Coding is a solitary exercise. You sit alone in front of the screen and think and think and type and think and delete and think some more. I've broken the Backspace key through repeated use on more than one keyboard. It's a lonely, slogging effort.
And then when you realize you can't solve the problem on your own, you ask for help. You ask your favorite search engine to find you an example of someone else solving a similar problem; you search for error messages you do not recognize; you search for documentation. And then you turn to IRC, that long-in-the-tooth technology we programmers still use to communicate in real time with others like ourselves. The irc.perl.org server hosts dozens of channels dedicated to every facet of the Perl programming community. There's one for #rdbo. And there's one for #moose. When I asked for help on #moose that time, I immediately got several helpful responses, and enjoyed a few jokey exchanges, and in general remembered the good feeling of belonging to a vibrant community that thrums along, working and helping each other. I realized that I had missed that feeling for several years. There are an average of 200 people on #moose at any given time. There are less than ten on #rdbo. That's telling to me.

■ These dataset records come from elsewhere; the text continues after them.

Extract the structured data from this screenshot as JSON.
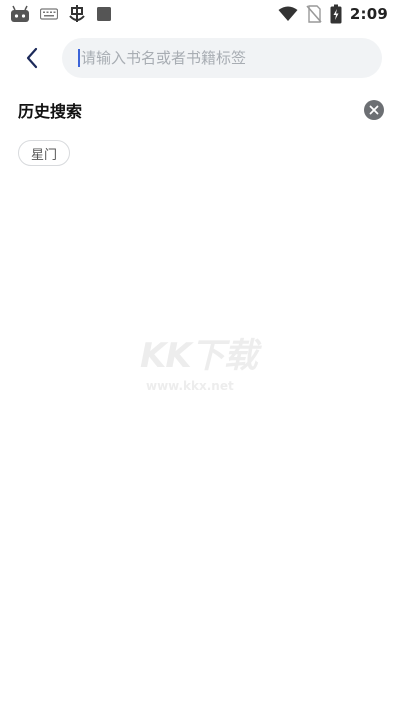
{
  "status_bar": {
    "time": "2:09",
    "left_icons": [
      "android-icon",
      "keyboard-icon",
      "bug-icon",
      "square-icon"
    ],
    "right_icons": [
      "wifi-icon",
      "no-sim-icon",
      "battery-charging-icon"
    ]
  },
  "search": {
    "placeholder": "请输入书名或者书籍标签",
    "value": ""
  },
  "history": {
    "title": "历史搜索",
    "tags": [
      "星门"
    ]
  },
  "watermark": {
    "logo": "KK下载",
    "url": "www.kkx.net"
  },
  "colors": {
    "search_bg": "#f1f3f5",
    "cursor": "#3c64d8",
    "back_arrow": "#1c2a5a",
    "clear_btn": "#6c6f73"
  }
}
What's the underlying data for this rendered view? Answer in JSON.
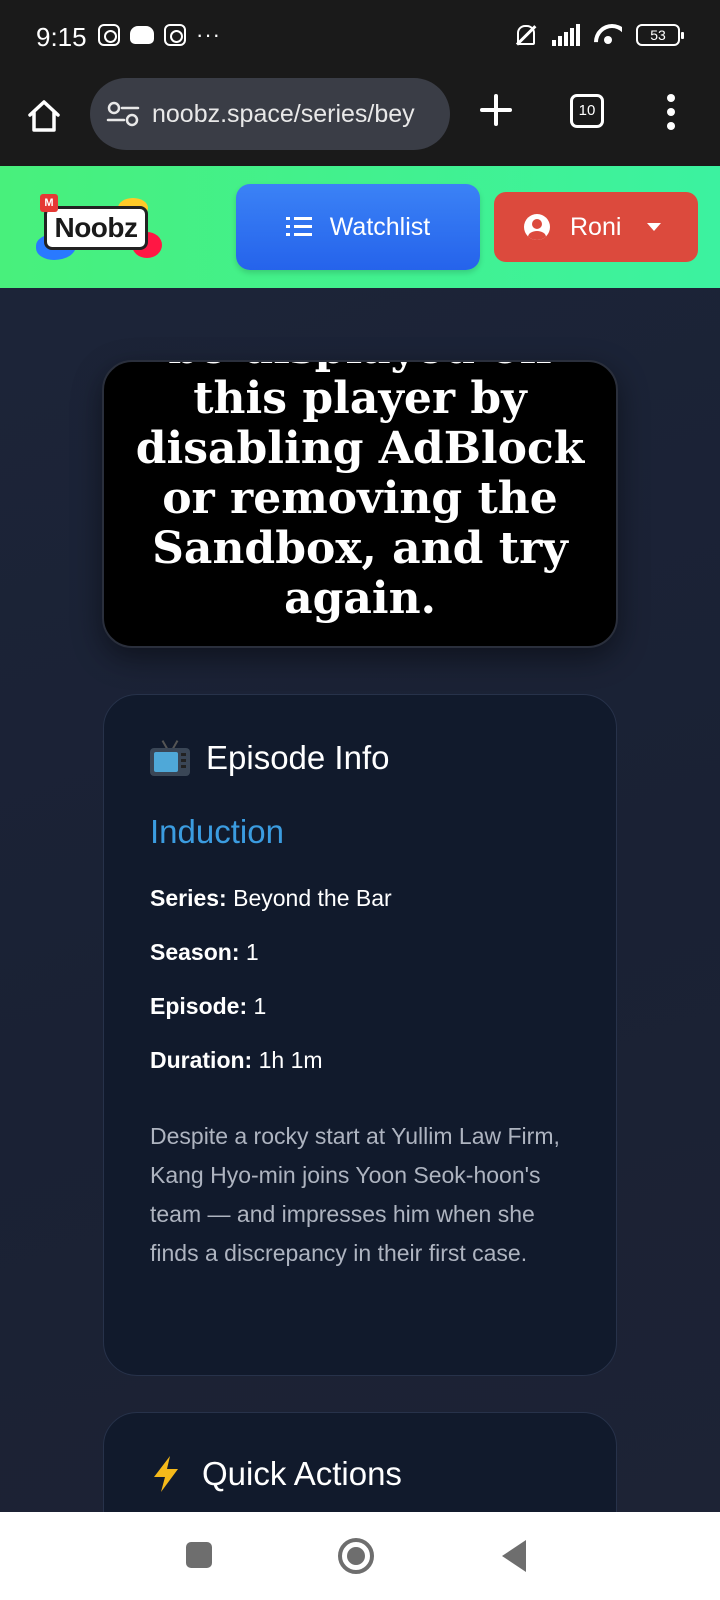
{
  "status_bar": {
    "time": "9:15",
    "dots": "···",
    "battery": "53"
  },
  "browser": {
    "url": "noobz.space/series/bey",
    "tab_count": "10"
  },
  "header": {
    "logo_text": "Noobz",
    "watchlist_label": "Watchlist",
    "user_label": "Roni",
    "colors": {
      "header_bg": "#48f07c",
      "watchlist_bg": "#3b82f6",
      "user_bg": "#dc4a3d"
    }
  },
  "player": {
    "message": "be displayed on this player by disabling AdBlock or removing the Sandbox, and try again."
  },
  "episode_info": {
    "heading": "Episode Info",
    "episode_title": "Induction",
    "series_label": "Series:",
    "series_value": "Beyond the Bar",
    "season_label": "Season:",
    "season_value": "1",
    "episode_label": "Episode:",
    "episode_value": "1",
    "duration_label": "Duration:",
    "duration_value": "1h 1m",
    "description": "Despite a rocky start at Yullim Law Firm, Kang Hyo-min joins Yoon Seok-hoon's team — and impresses him when she finds a discrepancy in their first case.",
    "accent_color": "#3b9ce0"
  },
  "quick_actions": {
    "heading": "Quick Actions"
  }
}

Do not misunderstand me; I've received great help on #rdbo in the past, and will, I'm sure, in the future. It just doesn't have a critical mass of the Perl community right now, which is a shame, really, since the code is so great. I think the DBIC vs RDBO and Rose vs Moose contrast is a study in how communities form and evolve. With DBIC, Matt Trout made a really conscious effort to code for community over performance. Not that he or John dismiss either strength. It's a question of emphasis.
For me, now, it's not about the merits of the code; it's about the merits of the community, and the energy it gives me to know that others are working through problems similar to my own.
So I've embarked on a large refactoring effort of all the Dezi dependencies, and Dezi itself, to switch from Rose::Object to Moose. I am dubbing this the Doozi release. I've spent the last four weeks working on it, and having a load of fun. I look forward to releasing it, and seeing whether Dezi's new Moose-iness attracts any new blood.
If you are concerned about performance you might want to look at Moo as well. This is another project that is built around a community and really aims to be forward compatible with Moose. The idea is that you can write core stuff in Moo and your users can stick with Moo if they want performance and low dependencies but can also take the full power of Moose if they need it.
jnap
Thanks, jnap.
Yes, I am using Moo in lower-level dependencies where I don't need the meta object. Search::Query and Search::Tools have already been converted to Moo. I've basically decided to use Moose if there are dependencies that require it, and Moo if I can otherwise.